Start your Slackware ArubaCloud server:
- Go to “Cloud servers” → Management
- Under “Actions”, select “Manage → Switch on”
- wait for it to start
- Under “Actions”, select “Manage → Sign in”
- Open the recovery console. You'll get to see your server's console.
- log in to your server, as root
- run netconfig to set up the network according to ArubaCloud IP settings (your wrote them down earlier)
- just to make sure everything works properly, reboot your machine.
- restart the recovery console after reboot
- check that everything is ok
- check that you can log in remotely
Now you have a running Slackware64-14.2 in an ArubaClould VPS.
Additional configuration
Since it runs under VMware hypervisor, it is useful to have the VMware-tools installed. I recommend you install the open-source version from Slackbuilds: open-vm-tools.
After your install the package and start the tools, you can verify that it works properly by:
- Go to “Cloud servers” → Management
- Under “Actions”, select “Manage → Switch off”
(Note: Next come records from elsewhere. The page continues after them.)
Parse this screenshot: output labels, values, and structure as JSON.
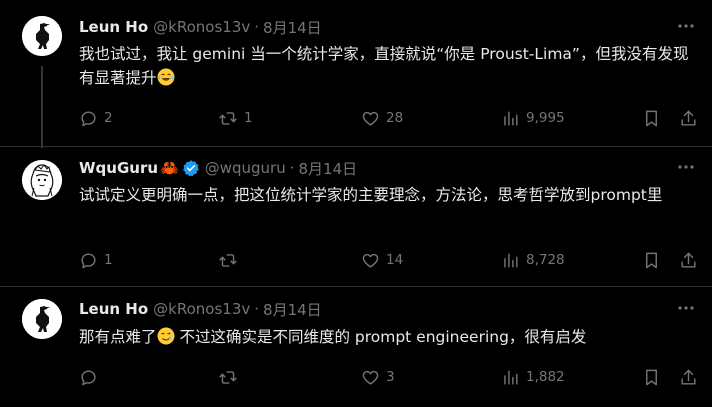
{
  "tweets": [
    {
      "name": "Leun Ho",
      "handle": "@kRonos13v",
      "separator": "·",
      "date": "8月14日",
      "text_before": "我也试过，我让 gemini 当一个统计学家，直接就说“你是 Proust-Lima”，但我没有发现有显著提升",
      "emoji": "joy-emoji",
      "stats": {
        "replies": "2",
        "retweets": "1",
        "likes": "28",
        "views": "9,995"
      }
    },
    {
      "name": "WquGuru",
      "name_emoji": "🦀",
      "handle": "@wquguru",
      "separator": "·",
      "date": "8月14日",
      "text": "试试定义更明确一点，把这位统计学家的主要理念，方法论，思考哲学放到prompt里",
      "stats": {
        "replies": "1",
        "retweets": "",
        "likes": "14",
        "views": "8,728"
      }
    },
    {
      "name": "Leun Ho",
      "handle": "@kRonos13v",
      "separator": "·",
      "date": "8月14日",
      "text_before": "那有点难了",
      "emoji": "smiling-tear-emoji",
      "text_after": " 不过这确实是不同维度的 prompt engineering，很有启发",
      "stats": {
        "replies": "",
        "retweets": "",
        "likes": "3",
        "views": "1,882"
      }
    }
  ],
  "icons": {
    "reply": "reply-icon",
    "retweet": "retweet-icon",
    "like": "heart-icon",
    "views": "views-icon",
    "bookmark": "bookmark-icon",
    "share": "share-icon",
    "more": "more-icon",
    "verified": "verified-badge-icon"
  },
  "colors": {
    "background": "#000000",
    "text": "#e7e9ea",
    "muted": "#71767b",
    "divider": "#2f3336",
    "verified": "#1d9bf0"
  }
}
This is the normal shutdown procedure initiated at the request of the hypervisor, received by open-vm-tools and performed in the guest OS to obtain a clean system shutdown.
The “Force switch off” is equivalent to pressing the power button on a physical computer.
Enjoy your Slackware VPS!
References
- ArubaCloud by Aruba S.p.A. (IT) - cloud services provider.